The turn of fortune had been amazingly sudden. Not three minutes before every one save Cribb and a few of his supporters had thought the end had come and in Jem’s favour. Now Tom knocked him down again without anything like resistance. And at the end of forty-one rounds and thirty-five minutes, Jem Belcher had perforce to give in. Immediately afterwards he walked, weak but not dead-beat, round the ring, showing his hands to the spectators. They were quite useless. Tom had been right: his hard head had driven up the knuckles so that the lightest hit was to Jem exquisitely painful.
It was an honourable defeat, though a bitter disappointment to Jem Belcher. Well he knew that in all but strength and hardness he was the better man. And he knew, too, that few, save Cribb, could endure the amount of punishment that he had given before his hands went, and that in the days before he lost his eye and before he had weakened his constitution by drinking, Cribb could never have stood a chance with him.
CHAPTER VI
JOHN GULLEY
Before continuing the history of Tom Cribb and finally disposing of the unlucky Belcher, it is necessary to turn aside and examine the brief pugilistic career of John Gulley, who, like Jackson, fought but thrice and like him depended for fame more upon his respectability than upon the drive of his fist. To get the worst over at once I may record the notorious fact that Gulley, after leaving the Ring, made money and flattered his self-esteem by entering Parliament, sitting for Pontefract. Nowadays champion boxers are a cut above that sort of thing.
Despite the shortness of his fighting life and his monumental respectability, John Gulley was a very fine pugilist. How he gained the necessary reputation before being matched with the Game Chicken it is impossible to say. We know that he found willing backers, so we may safely assume that he had shown more than usual skill with the “mufflers,” as boxing gloves were called in those days. The fight, which took place on July 20th, 1805, at Hailsham, in Sussex, lasted for an hour and ten minutes, and was finished in fifty-nine rounds. Gulley was beaten, nearly every round ending by his downfall, but he boxed well and showed remarkable endurance and pluck.

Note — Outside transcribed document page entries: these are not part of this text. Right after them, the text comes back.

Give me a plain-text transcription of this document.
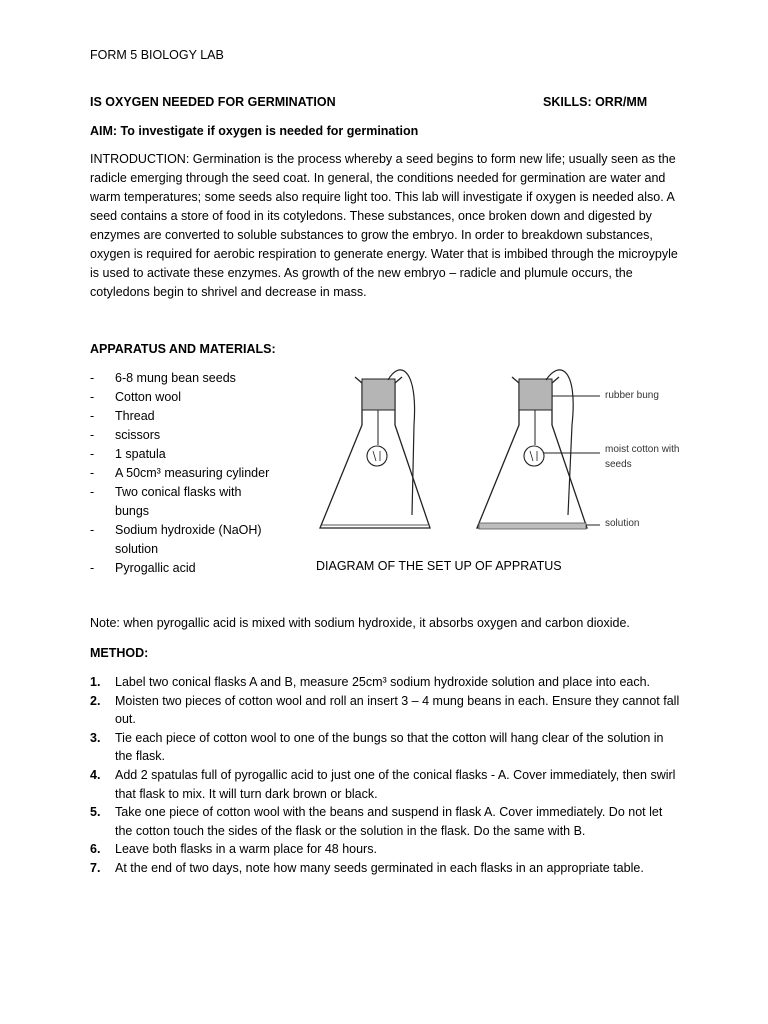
FORM 5 BIOLOGY LAB
IS OXYGEN NEEDED FOR GERMINATION	SKILLS: ORR/MM
AIM: To investigate if oxygen is needed for germination
INTRODUCTION: Germination is the process whereby a seed begins to form new life; usually seen as the radicle emerging through the seed coat. In general, the conditions needed for germination are water and warm temperatures; some seeds also require light too. This lab will investigate if oxygen is needed also. A seed contains a store of food in its cotyledons. These substances, once broken down and digested by enzymes are converted to soluble substances to grow the embryo. In order to breakdown substances, oxygen is required for aerobic respiration to generate energy. Water that is imbibed through the microypyle is used to activate these enzymes. As growth of the new embryo – radicle and plumule occurs, the cotyledons begin to shrivel and decrease in mass.
APPARATUS AND MATERIALS:
- 6-8 mung bean seeds
- Cotton wool
- Thread
- scissors
- 1 spatula
- A 50cm³ measuring cylinder
- Two conical flasks with bungs
- Sodium hydroxide (NaOH) solution
- Pyrogallic acid
rubber bung
moist cotton with seeds
solution
DIAGRAM OF THE SET UP OF APPRATUS
Note: when pyrogallic acid is mixed with sodium hydroxide, it absorbs oxygen and carbon dioxide.
METHOD:
1. Label two conical flasks A and B, measure 25cm³ sodium hydroxide solution and place into each.
2. Moisten two pieces of cotton wool and roll an insert 3 – 4 mung beans in each. Ensure they cannot fall out.
3. Tie each piece of cotton wool to one of the bungs so that the cotton will hang clear of the solution in the flask.
4. Add 2 spatulas full of pyrogallic acid to just one of the conical flasks - A. Cover immediately, then swirl that flask to mix. It will turn dark brown or black.
5. Take one piece of cotton wool with the beans and suspend in flask A. Cover immediately. Do not let the cotton touch the sides of the flask or the solution in the flask. Do the same with B.
6. Leave both flasks in a warm place for 48 hours.
7. At the end of two days, note how many seeds germinated in each flasks in an appropriate table.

On the retirement of Pearce, chiefly owing to ill-health—indeed, the poor fellow died not long afterwards of consumption—Gulley became virtual champion. But he can hardly be described by that title with full justice, for the reason that he declined the office and showed no desire to act as a champion in the true meaning of the word, for he did not stand to accept challenges. He honourably retired from the ring, kept the Plough Inn, Carey Street, and realised a large fortune as a bookmaker. But his two victories over Bob Gregson are certainly worth mention. One of them is the subject of an illustration in this book.
Though these battles were between two big men, the hugeness of Gregson made them appear unevenly matched. Gulley weighed about 13½ stone, and stood just under 6 feet. Gregson, a Lancashire man by birth, weighed 15 stone and was 6 ft. 2 inches. They fought at Six Mile Bottom, near Newmarket, on October 14th, 1807. Gulley had Tom Cribb in his corner and Gregson Bill Richmond.
For the first six rounds there was little to choose between them. But Gregson was somewhat daunted by a very severe knock down in the second round. Gulley hit him full in the face with such force that the blood literally flew from him. In the seventh, however, the bigger man fought through his opponent’s guard and gave Gulley such a blow under the eye as knocked the senses out of him for a few seconds, and his eye swelled up so that he was completely blinded in it. In the next round Gregson, using his tremendous strength, lifted his man up and hurled him to the ground as though he had been a piece of timber. But he refrained from falling on him, which, by the rules then in force, he was entitled to do, and whereby with his great weight he might have done severe damage—and so earned the cheers of the onlookers. The ninth round immediately following, found Gulley still quite cool and using all his skill. He knocked his man down, though not severely. Then onward till the sixteenth round, however, Gregson’s strength made itself felt, and he gave John Gulley a very bad time. Gulley seemed to be weakening, and round after round ended in his downfall. Then he “got his second wind,” and in a fierce rally knocked Gregson clean off his feet.
It must be remembered that for some time past Gulley could see with but one eye, and though he was the better boxer, his opponent’s extra weight was a severe added handicap when it came to a fall. Gulley would have much the better of the exchanges round after round, and yet many of these rounds ended by his being desperately thrown.